Kepadanyalah Pono belajar, memperdalam tasawuf dan tarekat Syattariyah, sebagai jalan mengembangkan agama Islam kepada masyarakat. Selama di Aceh, ia bukan hanya memperdalam pelajaran agama, tapi juga melewati berbagai ujian berat. Ujian itu, sejak dari tirakat, kesetiaan hingga ujian hawa nafsu. Semua mampu dilewati oleh Pono.
Setelah 9 tahun mempelajari tarekat, Pono lulus dan mendapat ijazah dari Syekh Abdurrdauf Singkil. Sejak itu, ia dipanggil dengan sebutan Syekh. Ada yang menyebut, ia belajar di Aceh selama 21 tahun, ada yang menyebut sampai 30 tahun.

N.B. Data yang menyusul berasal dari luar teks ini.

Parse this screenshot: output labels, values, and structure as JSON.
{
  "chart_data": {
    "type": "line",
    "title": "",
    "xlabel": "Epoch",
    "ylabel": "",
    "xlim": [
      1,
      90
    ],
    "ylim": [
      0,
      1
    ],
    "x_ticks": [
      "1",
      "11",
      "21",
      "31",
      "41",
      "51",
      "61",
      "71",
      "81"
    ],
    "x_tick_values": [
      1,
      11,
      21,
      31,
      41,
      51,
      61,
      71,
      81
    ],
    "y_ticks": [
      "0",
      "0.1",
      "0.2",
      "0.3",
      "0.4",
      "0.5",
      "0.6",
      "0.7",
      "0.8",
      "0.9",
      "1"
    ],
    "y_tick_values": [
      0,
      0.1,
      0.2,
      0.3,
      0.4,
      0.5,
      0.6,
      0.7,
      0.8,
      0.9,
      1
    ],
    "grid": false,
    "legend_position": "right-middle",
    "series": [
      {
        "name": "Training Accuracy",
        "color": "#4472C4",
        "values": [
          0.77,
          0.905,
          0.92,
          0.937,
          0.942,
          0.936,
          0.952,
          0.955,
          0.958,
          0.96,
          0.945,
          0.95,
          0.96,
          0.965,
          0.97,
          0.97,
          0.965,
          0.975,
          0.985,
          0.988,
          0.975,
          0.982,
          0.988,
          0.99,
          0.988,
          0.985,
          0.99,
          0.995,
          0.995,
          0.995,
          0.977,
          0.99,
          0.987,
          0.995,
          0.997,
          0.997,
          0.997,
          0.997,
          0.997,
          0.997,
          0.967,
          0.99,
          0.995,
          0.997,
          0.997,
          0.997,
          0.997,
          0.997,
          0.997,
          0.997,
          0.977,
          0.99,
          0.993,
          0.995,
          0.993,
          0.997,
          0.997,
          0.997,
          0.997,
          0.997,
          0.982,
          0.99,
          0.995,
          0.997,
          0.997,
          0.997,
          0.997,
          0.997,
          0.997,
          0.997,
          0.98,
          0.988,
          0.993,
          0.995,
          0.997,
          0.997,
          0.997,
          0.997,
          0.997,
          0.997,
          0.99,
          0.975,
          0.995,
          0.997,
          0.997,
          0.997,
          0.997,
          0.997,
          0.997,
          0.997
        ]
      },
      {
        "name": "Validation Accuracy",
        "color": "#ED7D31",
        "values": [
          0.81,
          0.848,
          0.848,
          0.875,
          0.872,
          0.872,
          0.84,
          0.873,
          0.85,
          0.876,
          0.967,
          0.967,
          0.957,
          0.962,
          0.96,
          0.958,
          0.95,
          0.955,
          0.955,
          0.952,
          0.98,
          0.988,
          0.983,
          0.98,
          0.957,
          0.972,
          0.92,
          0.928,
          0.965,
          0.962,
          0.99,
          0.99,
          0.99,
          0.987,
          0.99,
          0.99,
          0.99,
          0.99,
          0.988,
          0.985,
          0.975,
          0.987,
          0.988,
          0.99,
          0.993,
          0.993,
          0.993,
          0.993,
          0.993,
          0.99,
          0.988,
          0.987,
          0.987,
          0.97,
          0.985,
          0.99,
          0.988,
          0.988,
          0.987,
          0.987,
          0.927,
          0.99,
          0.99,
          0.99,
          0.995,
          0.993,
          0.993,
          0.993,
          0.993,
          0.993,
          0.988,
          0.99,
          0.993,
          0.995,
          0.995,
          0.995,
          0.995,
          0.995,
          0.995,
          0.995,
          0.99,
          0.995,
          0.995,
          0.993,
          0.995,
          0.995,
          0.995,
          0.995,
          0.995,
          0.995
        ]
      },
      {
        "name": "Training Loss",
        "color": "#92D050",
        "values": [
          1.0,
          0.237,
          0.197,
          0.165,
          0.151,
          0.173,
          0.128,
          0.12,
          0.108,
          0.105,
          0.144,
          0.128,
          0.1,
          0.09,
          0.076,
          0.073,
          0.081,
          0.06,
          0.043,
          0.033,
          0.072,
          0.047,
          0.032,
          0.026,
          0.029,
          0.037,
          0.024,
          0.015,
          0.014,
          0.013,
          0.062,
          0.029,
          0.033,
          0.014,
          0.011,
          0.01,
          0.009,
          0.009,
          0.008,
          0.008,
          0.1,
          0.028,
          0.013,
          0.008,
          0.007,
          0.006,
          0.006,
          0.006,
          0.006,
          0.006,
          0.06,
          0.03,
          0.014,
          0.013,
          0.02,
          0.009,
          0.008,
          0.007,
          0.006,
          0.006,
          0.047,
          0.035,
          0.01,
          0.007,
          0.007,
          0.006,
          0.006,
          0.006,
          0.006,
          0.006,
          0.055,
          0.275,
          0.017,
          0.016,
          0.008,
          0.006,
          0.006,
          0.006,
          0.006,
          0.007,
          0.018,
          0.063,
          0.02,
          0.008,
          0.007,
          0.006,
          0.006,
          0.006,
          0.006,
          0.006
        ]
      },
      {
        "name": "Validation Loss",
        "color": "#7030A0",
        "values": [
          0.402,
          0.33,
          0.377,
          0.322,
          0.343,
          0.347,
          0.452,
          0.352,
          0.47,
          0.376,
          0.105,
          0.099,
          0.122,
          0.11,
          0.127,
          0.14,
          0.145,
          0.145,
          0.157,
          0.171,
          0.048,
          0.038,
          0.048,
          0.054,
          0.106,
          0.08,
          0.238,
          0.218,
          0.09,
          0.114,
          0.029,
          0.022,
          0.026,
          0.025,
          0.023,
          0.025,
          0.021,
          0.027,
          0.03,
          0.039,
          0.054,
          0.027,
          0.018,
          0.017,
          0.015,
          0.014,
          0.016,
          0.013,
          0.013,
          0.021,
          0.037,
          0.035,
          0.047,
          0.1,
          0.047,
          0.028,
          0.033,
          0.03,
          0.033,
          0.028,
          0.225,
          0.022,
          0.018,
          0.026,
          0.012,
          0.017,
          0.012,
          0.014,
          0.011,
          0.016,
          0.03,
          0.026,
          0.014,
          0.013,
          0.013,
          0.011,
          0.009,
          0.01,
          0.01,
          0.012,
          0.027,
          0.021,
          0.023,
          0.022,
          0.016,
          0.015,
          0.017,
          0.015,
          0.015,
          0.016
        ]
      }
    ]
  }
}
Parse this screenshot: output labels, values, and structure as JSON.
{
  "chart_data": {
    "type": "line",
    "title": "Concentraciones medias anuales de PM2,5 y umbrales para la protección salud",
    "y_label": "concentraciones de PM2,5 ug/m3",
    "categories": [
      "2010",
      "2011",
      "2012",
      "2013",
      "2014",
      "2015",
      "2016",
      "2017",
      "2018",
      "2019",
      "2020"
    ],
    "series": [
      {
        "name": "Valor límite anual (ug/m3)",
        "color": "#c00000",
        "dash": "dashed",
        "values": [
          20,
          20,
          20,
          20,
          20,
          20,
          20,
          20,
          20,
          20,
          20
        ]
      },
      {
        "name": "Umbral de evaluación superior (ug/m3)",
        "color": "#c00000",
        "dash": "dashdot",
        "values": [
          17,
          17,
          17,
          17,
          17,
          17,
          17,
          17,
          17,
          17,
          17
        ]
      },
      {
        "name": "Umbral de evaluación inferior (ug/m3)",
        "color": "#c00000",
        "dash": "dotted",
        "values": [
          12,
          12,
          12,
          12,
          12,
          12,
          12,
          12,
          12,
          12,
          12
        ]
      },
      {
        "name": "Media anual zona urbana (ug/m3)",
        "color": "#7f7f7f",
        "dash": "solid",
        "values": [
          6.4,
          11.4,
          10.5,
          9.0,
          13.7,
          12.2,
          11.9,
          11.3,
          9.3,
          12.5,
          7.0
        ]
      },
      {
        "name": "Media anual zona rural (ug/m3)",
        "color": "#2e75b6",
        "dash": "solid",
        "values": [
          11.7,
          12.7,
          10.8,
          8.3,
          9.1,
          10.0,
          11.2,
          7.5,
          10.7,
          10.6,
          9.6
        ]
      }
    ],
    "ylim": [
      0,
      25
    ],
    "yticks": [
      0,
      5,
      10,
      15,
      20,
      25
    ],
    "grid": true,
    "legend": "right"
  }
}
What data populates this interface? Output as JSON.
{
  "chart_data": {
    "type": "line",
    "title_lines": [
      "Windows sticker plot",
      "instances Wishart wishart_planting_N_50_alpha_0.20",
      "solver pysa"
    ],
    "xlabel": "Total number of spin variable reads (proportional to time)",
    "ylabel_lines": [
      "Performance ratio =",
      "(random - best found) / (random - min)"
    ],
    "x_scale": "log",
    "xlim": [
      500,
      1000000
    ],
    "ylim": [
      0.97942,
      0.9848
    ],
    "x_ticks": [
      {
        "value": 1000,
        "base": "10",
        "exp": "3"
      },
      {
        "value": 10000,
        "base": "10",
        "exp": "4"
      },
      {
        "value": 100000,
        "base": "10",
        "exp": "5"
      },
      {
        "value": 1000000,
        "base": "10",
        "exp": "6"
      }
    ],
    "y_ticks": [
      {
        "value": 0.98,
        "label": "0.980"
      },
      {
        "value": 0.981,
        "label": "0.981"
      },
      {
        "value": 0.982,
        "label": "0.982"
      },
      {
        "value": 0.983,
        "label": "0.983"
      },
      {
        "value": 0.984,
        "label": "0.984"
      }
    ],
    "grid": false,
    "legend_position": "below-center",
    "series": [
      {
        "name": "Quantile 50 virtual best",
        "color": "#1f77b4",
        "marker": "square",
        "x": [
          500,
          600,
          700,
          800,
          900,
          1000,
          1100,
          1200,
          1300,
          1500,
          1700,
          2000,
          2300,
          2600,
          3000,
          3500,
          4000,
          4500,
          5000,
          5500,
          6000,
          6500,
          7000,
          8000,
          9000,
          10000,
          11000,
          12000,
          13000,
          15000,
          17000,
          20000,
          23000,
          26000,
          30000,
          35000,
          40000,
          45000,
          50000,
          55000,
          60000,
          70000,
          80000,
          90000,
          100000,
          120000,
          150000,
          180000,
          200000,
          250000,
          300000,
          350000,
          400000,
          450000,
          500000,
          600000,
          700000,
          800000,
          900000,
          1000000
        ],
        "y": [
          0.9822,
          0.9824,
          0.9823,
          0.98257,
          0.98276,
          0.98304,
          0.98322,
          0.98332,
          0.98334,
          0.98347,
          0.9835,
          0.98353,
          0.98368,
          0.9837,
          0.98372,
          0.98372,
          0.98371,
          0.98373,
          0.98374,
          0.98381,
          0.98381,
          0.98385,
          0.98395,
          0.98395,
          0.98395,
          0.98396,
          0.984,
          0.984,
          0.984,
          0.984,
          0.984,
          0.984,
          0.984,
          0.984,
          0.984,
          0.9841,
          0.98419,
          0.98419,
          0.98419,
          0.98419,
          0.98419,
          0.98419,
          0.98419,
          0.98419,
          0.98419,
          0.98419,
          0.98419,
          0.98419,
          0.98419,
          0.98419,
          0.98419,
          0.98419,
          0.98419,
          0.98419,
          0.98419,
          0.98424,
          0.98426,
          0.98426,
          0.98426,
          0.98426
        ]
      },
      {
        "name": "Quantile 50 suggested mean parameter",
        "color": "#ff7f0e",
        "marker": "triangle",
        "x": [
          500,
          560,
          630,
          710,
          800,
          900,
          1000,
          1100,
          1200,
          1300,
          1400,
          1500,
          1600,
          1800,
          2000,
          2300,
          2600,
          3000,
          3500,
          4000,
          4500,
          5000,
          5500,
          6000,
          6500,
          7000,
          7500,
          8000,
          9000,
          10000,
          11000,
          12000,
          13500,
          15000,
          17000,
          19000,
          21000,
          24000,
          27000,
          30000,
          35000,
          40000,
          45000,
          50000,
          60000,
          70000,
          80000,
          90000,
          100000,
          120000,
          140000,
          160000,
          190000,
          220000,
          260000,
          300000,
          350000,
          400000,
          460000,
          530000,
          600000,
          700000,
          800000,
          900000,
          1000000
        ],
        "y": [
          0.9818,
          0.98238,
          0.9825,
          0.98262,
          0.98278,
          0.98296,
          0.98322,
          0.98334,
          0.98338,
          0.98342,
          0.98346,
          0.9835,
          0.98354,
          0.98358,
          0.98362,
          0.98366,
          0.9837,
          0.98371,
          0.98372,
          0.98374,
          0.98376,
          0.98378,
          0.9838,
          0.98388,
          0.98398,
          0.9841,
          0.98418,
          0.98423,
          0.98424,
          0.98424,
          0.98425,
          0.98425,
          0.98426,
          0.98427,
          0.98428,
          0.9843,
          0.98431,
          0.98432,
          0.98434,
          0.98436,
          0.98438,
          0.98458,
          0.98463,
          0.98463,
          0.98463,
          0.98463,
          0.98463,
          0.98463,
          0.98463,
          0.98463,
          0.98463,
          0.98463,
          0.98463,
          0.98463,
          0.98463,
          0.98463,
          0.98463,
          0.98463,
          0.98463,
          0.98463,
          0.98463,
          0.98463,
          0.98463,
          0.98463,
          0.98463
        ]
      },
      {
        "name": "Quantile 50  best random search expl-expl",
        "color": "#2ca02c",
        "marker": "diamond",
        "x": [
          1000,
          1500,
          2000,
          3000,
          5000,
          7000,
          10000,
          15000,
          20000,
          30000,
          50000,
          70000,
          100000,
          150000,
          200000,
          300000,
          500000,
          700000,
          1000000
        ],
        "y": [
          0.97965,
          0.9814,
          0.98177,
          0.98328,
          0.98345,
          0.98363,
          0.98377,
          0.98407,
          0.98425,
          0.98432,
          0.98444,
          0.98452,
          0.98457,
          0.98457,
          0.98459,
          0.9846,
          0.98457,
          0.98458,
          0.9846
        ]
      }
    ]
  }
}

Ia akhirnya pamit kepada Syekh Abdurrauf untuk pulang kembali ke Minangkabau. Sebelum Pono pulang, Syekh mengganti namanya menjadi Burhanuddin. Sehingga, setelah itu kemudian dikenal dengan panggilan Syekh Burhanuddin.
Burhanuddin dilepas dengan upacara khusus oleh Syekh Abdurrauf Sinkel. Selain nasehat, Syekh Burhanuddin dibekali kitab serta perahu dengan sembilan awak, sekaligus pengawal.
Menyusuri pantai barat Sumatra dari Aceh ke Pariaman, Syekh Burhanuddin akhirnya sampai di Ulakan. Atas kebaikan kawan lamanya dan izin Raja Ulakan, Syekh Burhanuddin diberi sebidang tanah. Di atas tanah tersebut, Syekh Burhanuddin mendirikan surau pertama, Surau Gadang Tanjung Medan.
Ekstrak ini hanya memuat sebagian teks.